Attaching importance to symbolism is one of the most effective tools any person or organization with fascistic tendencies has at his or her disposal. Take the feminist movement of the 1980s, when I went to college. The feminists thought that if they could change the symbolism that people used in speech, they could alter the psychology of the speaker and thus change the world. That was the birth of politically correct language. And now, almost 20 years later, men and women are still different in spite of the best efforts of the feminists to convince us otherwise through symbolism.
Now the same sort of totalitarian impulses are driving the closet fascists who try to ban guns like the AK. What, exactly, can you do with an AK that you couldn't do with a BAR or a Remington 7400? The answer is, of course, nothing. Yet totalitarian thinkers like Kennedy and Feinstein and Schumer are trying to use the AK as a symbol to enforce their fascistic agenda.

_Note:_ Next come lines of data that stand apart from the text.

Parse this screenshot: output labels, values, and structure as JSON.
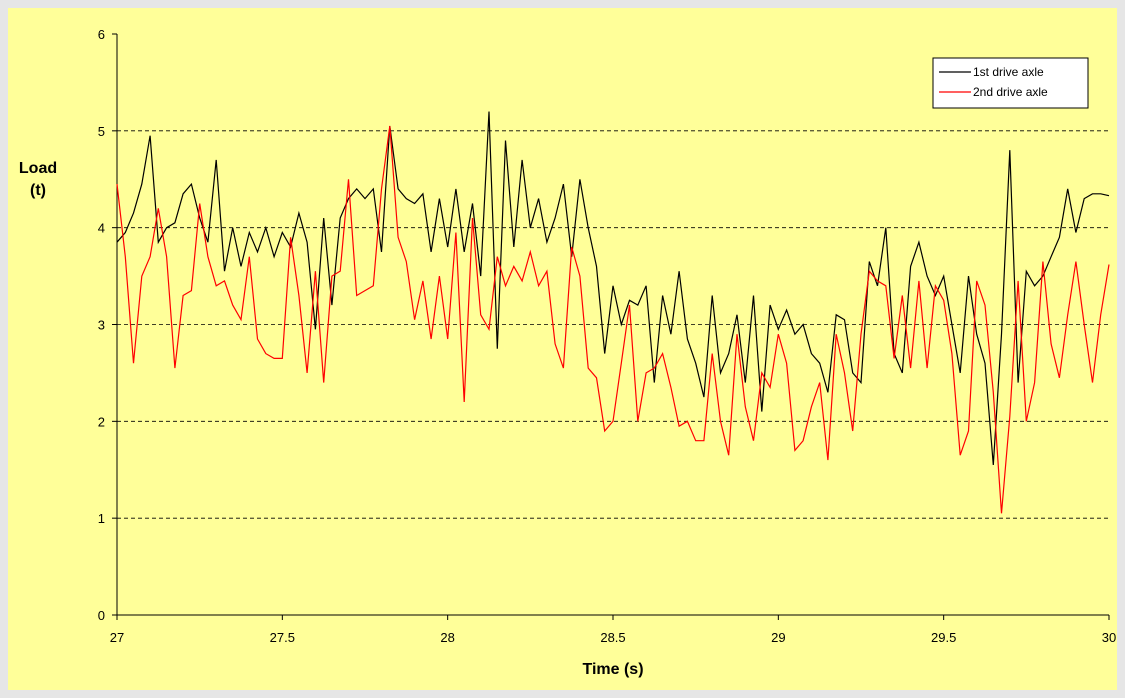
{
  "chart_data": {
    "type": "line",
    "x_label": "Time (s)",
    "y_label": "Load (t)",
    "xlim": [
      27,
      30
    ],
    "xticks": [
      27,
      27.5,
      28,
      28.5,
      29,
      29.5,
      30
    ],
    "ylim": [
      0,
      6
    ],
    "yticks": [
      0,
      1,
      2,
      3,
      4,
      5,
      6
    ],
    "grid": true,
    "legend": "upper right",
    "x": [
      27,
      27.025,
      27.05,
      27.075,
      27.1,
      27.125,
      27.15,
      27.175,
      27.2,
      27.225,
      27.25,
      27.275,
      27.3,
      27.325,
      27.35,
      27.375,
      27.4,
      27.425,
      27.45,
      27.475,
      27.5,
      27.525,
      27.55,
      27.575,
      27.6,
      27.625,
      27.65,
      27.675,
      27.7,
      27.725,
      27.75,
      27.775,
      27.8,
      27.825,
      27.85,
      27.875,
      27.9,
      27.925,
      27.95,
      27.975,
      28,
      28.025,
      28.05,
      28.075,
      28.1,
      28.125,
      28.15,
      28.175,
      28.2,
      28.225,
      28.25,
      28.275,
      28.3,
      28.325,
      28.35,
      28.375,
      28.4,
      28.425,
      28.45,
      28.475,
      28.5,
      28.525,
      28.55,
      28.575,
      28.6,
      28.625,
      28.65,
      28.675,
      28.7,
      28.725,
      28.75,
      28.775,
      28.8,
      28.825,
      28.85,
      28.875,
      28.9,
      28.925,
      28.95,
      28.975,
      29,
      29.025,
      29.05,
      29.075,
      29.1,
      29.125,
      29.15,
      29.175,
      29.2,
      29.225,
      29.25,
      29.275,
      29.3,
      29.325,
      29.35,
      29.375,
      29.4,
      29.425,
      29.45,
      29.475,
      29.5,
      29.525,
      29.55,
      29.575,
      29.6,
      29.625,
      29.65,
      29.675,
      29.7,
      29.725,
      29.75,
      29.775,
      29.8,
      29.825,
      29.85,
      29.875,
      29.9,
      29.925,
      29.95,
      29.975,
      30
    ],
    "series": [
      {
        "name": "1st drive axle",
        "color": "#000000",
        "values": [
          3.85,
          3.95,
          4.15,
          4.45,
          4.95,
          3.85,
          4.0,
          4.05,
          4.35,
          4.45,
          4.1,
          3.85,
          4.7,
          3.55,
          4.0,
          3.6,
          3.95,
          3.75,
          4.0,
          3.7,
          3.95,
          3.8,
          4.15,
          3.85,
          2.95,
          4.1,
          3.2,
          4.1,
          4.3,
          4.4,
          4.3,
          4.4,
          3.75,
          5.05,
          4.4,
          4.3,
          4.25,
          4.35,
          3.75,
          4.3,
          3.8,
          4.4,
          3.75,
          4.25,
          3.5,
          5.2,
          2.75,
          4.9,
          3.8,
          4.7,
          4.0,
          4.3,
          3.85,
          4.1,
          4.45,
          3.7,
          4.5,
          4.0,
          3.6,
          2.7,
          3.4,
          3.0,
          3.25,
          3.2,
          3.4,
          2.4,
          3.3,
          2.9,
          3.55,
          2.85,
          2.6,
          2.25,
          3.3,
          2.5,
          2.7,
          3.1,
          2.4,
          3.3,
          2.1,
          3.2,
          2.95,
          3.15,
          2.9,
          3.0,
          2.7,
          2.6,
          2.3,
          3.1,
          3.05,
          2.5,
          2.4,
          3.65,
          3.4,
          4.0,
          2.7,
          2.5,
          3.6,
          3.85,
          3.5,
          3.3,
          3.5,
          3.0,
          2.5,
          3.5,
          2.9,
          2.6,
          1.55,
          2.9,
          4.8,
          2.4,
          3.55,
          3.4,
          3.5,
          3.7,
          3.9,
          4.4,
          3.95,
          4.3,
          4.35,
          4.35,
          4.33
        ]
      },
      {
        "name": "2nd drive axle",
        "color": "#ff0000",
        "values": [
          4.45,
          3.7,
          2.6,
          3.5,
          3.7,
          4.2,
          3.7,
          2.55,
          3.3,
          3.35,
          4.25,
          3.7,
          3.4,
          3.45,
          3.2,
          3.05,
          3.7,
          2.85,
          2.7,
          2.65,
          2.65,
          3.9,
          3.3,
          2.5,
          3.55,
          2.4,
          3.5,
          3.55,
          4.5,
          3.3,
          3.35,
          3.4,
          4.4,
          5.05,
          3.9,
          3.65,
          3.05,
          3.45,
          2.85,
          3.5,
          2.85,
          3.95,
          2.2,
          4.1,
          3.1,
          2.95,
          3.7,
          3.4,
          3.6,
          3.45,
          3.75,
          3.4,
          3.55,
          2.8,
          2.55,
          3.8,
          3.5,
          2.55,
          2.45,
          1.9,
          2.0,
          2.6,
          3.2,
          2.0,
          2.5,
          2.55,
          2.7,
          2.35,
          1.95,
          2.0,
          1.8,
          1.8,
          2.7,
          2.0,
          1.65,
          2.9,
          2.15,
          1.8,
          2.5,
          2.35,
          2.9,
          2.6,
          1.7,
          1.8,
          2.15,
          2.4,
          1.6,
          2.9,
          2.5,
          1.9,
          2.9,
          3.55,
          3.45,
          3.4,
          2.65,
          3.3,
          2.55,
          3.45,
          2.55,
          3.4,
          3.25,
          2.7,
          1.65,
          1.9,
          3.45,
          3.2,
          2.3,
          1.05,
          2.05,
          3.45,
          2.0,
          2.4,
          3.65,
          2.8,
          2.45,
          3.1,
          3.65,
          3.0,
          2.4,
          3.1,
          3.62
        ]
      }
    ]
  }
}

I rank symbolism pretty low in the grand scheme of things. If I was to attach any symbolism to the AK, it would be positive, since I admire Mikhail Kalashnikov a great deal. He developed his gun because it broke his heart to see the Russian soldiers getting shot to pieces by the Nazis. His goal was as noble as that of any person who has ever developed a military firearm, perhaps even more so. He wasn't concerned with exporting revolution or world domination--he was concerned with saving the lives of his comrades. And isn't that, ultimately, one of the reasons many of us own guns today?